It has eight arms, two longer feeding tentacles, a beak, a large head, and
two eyes larger than basketballs! These soft-bodied cephalopods are
fast-moving carnivores that catch prey with their tentacles, then poison it
with a bite from beak-like jaws. They move by squirting water through a
siphon, a type of jet propulsion. They have a long, torpedo shaped body.
Just past the mouth are the eyes. Eyes that are the largest in the animal
kingdom, getting as big as eighteen inches across.

Adults are found deep in the ocean, 200 to 1,000 meters (700 to 3,300 feet)
(These are called the "epipelagic" and "mesopelagic" zones). Also found at
the bottom in the bathyal zone - which can be 4,000 meters (13,300 feet)
deep. They are found in the northern Atlantic, from Labrador to the Gulf of
Mexico; northern Norway to the Azores; northern Pacific from the Bering Sea
to the Sea of Japan: southern Japan, Hawaii and California. It is also found
in the Southern Ocean.

All squid move through the ocean using a jet of water forced out of the body
by a siphon. Giant squids are streamlined for speed, and they propel
themselves, often to great depth, by undulating the fins that run down the
sides of their bodies. If danger approaches, expelling a powerful jet of
water produces more rapid movement. A further aid in avoiding predators is
to release ink into their jet stream, which acts as a "smoke screen” that
congeals into a squid-like shape that holds the enemy's attention while the
squid turns pale and jets away.

Their normal diet is sperm whales. Oddly enough sperm whales also eat them.

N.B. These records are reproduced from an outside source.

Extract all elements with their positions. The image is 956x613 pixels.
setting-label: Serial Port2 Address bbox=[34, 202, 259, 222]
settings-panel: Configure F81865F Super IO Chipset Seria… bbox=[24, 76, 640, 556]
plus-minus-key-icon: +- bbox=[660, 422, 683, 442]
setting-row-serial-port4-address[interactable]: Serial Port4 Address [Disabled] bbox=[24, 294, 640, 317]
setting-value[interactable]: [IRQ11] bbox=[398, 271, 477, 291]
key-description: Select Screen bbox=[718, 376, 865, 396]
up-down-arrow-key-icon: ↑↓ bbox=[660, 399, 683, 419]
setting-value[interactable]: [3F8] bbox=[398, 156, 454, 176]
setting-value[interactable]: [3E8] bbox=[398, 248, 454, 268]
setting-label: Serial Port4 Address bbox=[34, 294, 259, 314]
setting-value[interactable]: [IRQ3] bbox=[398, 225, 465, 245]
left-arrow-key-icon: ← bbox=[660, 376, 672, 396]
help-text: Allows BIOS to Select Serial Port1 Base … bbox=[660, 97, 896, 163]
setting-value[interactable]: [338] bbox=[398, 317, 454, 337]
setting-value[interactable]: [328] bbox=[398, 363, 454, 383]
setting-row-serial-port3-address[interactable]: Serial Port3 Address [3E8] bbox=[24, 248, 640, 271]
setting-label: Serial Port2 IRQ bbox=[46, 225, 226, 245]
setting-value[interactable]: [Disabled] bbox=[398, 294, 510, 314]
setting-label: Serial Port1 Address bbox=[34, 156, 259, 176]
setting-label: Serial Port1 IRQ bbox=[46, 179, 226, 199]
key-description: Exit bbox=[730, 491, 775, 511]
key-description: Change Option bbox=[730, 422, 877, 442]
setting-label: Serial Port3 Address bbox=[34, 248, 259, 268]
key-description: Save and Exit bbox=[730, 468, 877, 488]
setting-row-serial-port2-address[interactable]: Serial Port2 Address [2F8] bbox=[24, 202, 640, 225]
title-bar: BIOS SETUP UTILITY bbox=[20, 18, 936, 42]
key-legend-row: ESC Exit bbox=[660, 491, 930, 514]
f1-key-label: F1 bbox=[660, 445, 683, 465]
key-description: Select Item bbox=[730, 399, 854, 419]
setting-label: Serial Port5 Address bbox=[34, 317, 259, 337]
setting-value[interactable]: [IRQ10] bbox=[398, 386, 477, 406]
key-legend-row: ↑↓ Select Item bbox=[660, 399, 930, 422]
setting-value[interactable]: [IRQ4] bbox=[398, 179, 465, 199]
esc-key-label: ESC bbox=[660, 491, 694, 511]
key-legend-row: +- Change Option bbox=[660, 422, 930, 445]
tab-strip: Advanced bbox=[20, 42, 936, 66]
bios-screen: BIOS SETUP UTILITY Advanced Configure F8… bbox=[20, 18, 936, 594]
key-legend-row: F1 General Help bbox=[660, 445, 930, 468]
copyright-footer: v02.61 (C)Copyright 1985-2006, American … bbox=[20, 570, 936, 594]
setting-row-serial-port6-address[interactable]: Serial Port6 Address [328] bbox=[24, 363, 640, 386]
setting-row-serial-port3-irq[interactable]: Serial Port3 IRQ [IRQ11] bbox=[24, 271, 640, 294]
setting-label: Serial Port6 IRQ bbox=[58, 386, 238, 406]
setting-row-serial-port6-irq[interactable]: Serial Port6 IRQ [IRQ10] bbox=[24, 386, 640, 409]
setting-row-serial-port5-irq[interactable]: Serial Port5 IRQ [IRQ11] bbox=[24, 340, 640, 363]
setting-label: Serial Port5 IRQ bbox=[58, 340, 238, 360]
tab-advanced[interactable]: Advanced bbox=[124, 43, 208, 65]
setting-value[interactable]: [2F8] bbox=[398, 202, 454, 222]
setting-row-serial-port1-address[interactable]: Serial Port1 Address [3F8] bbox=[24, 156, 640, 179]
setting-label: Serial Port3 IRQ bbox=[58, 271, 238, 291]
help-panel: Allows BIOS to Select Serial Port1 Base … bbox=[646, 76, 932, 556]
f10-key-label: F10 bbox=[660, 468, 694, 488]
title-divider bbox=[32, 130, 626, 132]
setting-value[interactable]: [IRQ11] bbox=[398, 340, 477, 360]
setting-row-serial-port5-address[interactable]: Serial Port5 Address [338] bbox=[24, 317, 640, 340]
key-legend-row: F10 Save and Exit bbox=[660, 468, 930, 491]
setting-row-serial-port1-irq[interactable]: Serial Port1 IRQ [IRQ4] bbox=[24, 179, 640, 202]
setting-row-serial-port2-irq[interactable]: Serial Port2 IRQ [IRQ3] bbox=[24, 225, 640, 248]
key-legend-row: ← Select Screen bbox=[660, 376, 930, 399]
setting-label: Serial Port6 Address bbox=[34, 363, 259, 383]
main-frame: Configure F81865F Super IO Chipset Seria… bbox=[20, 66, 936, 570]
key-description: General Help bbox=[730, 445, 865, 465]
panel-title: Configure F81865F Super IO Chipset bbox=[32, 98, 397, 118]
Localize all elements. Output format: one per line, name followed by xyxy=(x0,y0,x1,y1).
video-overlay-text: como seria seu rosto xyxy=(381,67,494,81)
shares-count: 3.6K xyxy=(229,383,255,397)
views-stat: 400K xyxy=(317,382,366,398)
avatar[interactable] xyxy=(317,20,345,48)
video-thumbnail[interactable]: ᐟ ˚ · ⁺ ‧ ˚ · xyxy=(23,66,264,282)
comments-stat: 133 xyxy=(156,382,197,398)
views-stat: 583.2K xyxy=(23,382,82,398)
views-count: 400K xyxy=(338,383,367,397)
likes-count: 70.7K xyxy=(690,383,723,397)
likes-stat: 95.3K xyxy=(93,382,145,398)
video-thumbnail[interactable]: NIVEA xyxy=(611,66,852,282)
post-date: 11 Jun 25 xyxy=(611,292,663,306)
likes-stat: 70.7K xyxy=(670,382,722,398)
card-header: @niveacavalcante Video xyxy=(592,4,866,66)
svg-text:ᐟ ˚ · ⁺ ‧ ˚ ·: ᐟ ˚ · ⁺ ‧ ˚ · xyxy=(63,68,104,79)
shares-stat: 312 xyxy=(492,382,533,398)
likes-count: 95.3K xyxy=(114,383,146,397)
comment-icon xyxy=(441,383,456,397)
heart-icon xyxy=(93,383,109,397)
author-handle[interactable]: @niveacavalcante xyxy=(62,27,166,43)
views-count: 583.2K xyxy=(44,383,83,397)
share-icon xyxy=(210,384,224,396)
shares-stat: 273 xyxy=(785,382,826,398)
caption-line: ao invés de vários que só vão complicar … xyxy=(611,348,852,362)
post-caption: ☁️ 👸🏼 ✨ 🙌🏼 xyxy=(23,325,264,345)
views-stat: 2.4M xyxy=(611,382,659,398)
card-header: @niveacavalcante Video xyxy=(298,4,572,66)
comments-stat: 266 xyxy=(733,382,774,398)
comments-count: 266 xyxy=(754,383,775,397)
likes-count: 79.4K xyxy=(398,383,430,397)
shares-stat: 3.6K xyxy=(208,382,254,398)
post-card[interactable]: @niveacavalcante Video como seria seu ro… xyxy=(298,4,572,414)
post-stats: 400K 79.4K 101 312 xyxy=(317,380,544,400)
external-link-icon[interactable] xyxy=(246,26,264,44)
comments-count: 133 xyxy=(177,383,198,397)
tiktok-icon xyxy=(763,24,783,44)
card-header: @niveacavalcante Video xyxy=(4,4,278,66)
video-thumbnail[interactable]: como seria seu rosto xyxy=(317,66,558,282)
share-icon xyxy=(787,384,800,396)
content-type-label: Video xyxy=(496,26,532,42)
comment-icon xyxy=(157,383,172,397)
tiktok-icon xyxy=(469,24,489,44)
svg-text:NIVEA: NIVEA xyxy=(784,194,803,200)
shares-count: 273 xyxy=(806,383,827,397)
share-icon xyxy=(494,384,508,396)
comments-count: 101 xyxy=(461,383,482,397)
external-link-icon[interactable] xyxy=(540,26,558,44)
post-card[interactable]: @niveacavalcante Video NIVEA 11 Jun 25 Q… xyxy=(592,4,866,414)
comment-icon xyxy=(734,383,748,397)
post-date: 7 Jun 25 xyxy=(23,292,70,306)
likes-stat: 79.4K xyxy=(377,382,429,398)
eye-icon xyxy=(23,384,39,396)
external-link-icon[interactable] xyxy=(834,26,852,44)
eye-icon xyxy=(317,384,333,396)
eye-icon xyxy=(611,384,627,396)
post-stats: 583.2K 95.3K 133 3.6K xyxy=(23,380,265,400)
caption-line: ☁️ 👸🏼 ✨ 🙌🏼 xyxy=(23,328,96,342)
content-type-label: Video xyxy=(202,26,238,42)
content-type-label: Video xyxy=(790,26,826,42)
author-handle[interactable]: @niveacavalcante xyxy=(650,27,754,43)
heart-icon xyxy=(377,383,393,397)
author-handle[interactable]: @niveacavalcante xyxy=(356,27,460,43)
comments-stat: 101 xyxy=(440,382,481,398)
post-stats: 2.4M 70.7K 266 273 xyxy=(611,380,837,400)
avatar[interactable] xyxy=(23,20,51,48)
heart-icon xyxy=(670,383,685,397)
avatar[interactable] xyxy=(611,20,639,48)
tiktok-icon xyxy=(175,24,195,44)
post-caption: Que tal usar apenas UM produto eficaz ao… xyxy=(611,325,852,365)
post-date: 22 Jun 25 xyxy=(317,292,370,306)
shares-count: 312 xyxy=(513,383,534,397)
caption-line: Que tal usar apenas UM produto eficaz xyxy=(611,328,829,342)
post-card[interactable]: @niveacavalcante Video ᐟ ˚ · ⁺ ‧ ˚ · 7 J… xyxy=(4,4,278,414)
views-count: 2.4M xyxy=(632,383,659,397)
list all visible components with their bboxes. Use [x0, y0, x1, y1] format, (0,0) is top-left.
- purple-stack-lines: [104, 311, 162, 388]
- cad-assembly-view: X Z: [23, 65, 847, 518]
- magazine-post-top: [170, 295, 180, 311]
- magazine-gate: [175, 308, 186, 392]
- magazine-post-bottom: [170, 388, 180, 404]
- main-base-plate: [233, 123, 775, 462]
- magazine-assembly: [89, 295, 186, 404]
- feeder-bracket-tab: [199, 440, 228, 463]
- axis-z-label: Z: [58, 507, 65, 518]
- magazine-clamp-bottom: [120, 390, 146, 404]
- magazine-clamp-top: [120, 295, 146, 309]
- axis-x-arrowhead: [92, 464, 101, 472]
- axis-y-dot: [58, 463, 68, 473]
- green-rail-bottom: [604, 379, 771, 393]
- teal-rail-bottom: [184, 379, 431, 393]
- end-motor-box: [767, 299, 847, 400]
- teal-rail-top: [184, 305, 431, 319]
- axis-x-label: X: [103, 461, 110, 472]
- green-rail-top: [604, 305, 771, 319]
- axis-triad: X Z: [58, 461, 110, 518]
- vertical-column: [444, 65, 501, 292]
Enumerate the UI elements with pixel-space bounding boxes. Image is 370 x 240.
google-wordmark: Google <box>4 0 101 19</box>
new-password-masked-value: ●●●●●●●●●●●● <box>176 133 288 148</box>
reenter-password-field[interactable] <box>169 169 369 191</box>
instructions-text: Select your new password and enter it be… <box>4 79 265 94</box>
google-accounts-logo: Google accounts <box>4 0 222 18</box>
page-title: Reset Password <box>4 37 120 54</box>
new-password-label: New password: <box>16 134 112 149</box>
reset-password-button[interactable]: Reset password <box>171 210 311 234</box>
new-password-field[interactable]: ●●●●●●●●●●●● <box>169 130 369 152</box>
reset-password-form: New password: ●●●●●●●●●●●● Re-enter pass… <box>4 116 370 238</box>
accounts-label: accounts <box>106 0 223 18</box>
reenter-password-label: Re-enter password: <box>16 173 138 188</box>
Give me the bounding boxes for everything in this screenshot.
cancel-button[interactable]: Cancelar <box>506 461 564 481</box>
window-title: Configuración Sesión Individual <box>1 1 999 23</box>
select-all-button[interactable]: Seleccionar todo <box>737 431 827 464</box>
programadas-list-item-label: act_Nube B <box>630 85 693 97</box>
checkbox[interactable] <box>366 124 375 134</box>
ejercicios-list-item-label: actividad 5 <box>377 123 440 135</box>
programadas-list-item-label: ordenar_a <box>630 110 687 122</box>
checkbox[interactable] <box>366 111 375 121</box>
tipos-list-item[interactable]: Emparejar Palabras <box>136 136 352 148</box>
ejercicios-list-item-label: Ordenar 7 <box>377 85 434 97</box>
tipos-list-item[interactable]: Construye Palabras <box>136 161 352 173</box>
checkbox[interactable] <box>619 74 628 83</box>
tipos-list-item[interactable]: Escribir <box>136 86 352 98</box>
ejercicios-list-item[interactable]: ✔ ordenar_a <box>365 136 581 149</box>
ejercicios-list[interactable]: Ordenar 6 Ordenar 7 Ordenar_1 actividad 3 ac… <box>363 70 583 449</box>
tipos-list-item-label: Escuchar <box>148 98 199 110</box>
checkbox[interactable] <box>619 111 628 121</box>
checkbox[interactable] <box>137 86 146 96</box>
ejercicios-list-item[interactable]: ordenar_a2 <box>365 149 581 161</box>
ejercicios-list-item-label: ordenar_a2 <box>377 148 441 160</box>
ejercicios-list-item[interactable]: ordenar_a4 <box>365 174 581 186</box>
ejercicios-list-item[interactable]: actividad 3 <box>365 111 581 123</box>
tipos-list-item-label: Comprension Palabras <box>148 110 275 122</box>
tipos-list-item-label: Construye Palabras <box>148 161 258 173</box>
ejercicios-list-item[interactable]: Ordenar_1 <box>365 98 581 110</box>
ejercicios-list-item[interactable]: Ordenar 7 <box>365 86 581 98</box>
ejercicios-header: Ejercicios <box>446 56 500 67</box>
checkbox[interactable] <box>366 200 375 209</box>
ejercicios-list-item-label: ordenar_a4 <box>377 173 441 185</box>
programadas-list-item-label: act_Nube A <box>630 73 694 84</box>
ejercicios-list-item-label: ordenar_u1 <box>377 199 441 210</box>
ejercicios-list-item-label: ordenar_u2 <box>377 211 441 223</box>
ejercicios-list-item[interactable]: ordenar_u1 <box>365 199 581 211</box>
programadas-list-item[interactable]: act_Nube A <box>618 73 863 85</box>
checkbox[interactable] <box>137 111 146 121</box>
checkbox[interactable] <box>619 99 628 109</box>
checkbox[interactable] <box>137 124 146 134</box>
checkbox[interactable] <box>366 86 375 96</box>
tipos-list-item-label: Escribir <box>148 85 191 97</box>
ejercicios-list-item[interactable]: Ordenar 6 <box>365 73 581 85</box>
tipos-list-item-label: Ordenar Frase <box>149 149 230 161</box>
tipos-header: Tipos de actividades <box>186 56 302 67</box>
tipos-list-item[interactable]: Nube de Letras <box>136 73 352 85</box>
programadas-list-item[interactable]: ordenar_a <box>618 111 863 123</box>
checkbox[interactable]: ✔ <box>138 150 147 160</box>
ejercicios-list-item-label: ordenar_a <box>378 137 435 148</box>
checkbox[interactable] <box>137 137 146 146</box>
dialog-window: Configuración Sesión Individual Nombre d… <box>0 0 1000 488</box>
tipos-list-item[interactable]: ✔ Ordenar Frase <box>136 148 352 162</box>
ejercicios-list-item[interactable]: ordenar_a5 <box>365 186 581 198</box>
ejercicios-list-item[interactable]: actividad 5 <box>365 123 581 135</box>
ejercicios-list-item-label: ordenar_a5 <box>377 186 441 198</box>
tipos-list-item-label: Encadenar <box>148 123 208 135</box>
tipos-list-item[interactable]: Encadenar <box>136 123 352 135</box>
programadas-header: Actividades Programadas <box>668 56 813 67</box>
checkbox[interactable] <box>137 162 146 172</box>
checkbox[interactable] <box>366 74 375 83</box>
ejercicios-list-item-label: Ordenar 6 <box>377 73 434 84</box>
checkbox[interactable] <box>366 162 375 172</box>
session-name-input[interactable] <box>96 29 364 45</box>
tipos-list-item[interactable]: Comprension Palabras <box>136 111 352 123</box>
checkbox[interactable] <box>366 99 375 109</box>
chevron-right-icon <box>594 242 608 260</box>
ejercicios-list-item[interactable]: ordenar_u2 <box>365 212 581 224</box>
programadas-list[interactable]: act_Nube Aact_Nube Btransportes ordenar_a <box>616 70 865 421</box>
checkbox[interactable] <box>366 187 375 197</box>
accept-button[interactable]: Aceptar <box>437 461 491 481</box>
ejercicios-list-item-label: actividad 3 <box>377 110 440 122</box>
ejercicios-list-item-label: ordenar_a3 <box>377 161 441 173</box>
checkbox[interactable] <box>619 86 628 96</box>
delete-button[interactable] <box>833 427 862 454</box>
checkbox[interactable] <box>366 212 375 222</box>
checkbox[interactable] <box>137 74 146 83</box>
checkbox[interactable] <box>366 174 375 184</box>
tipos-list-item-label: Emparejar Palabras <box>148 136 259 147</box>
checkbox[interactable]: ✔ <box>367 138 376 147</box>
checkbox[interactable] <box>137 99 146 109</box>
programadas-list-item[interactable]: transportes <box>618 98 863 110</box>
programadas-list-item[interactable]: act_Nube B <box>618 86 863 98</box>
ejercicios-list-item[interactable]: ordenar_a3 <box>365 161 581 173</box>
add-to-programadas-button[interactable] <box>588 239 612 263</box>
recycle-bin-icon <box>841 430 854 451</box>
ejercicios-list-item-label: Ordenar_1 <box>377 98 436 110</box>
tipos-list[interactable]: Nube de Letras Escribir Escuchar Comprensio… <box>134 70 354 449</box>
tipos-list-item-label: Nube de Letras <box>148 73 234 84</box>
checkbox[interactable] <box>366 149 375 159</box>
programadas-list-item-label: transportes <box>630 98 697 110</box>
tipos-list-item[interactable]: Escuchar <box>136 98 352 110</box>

The male giant squid impregnates spermatophores (packets of sperm) into the
arms of the female. These structures, resembling parasitic worms, must
remain viable in her tissues for some length of time. She is likely to
become fully mature only after mating (quite a few specimens appear to have
mated prior to being fully sexually mature, or at least mature enough to
produce an egg mass), and to store these spermatophores in her arms prior to
egg-mass formation and release. If a mated female were to be accidentally
caught aboard a commercial fishing vessel, then someone could remove from
her both mature eggs and sperm. Egg, sperm and a special female squid jelly
could then be mixed in something equivalent to a petri dish (this has been
done before, for different species of squid), and the young raised from then
on (I'm simplifying the procedure somewhat, but this is the essence of the
technique). Like everything, there will be all manner of obstacles to
overcome — but it's no fun if it's easy.

Sperm whale feeds on giant squid in the dark depths of the ocean.

- Giant Squids have developed hiding to a fine art. They can change skin
color and texture (in most cases) in a split second using pigment cells
called chromatophores. Their survival depends on it!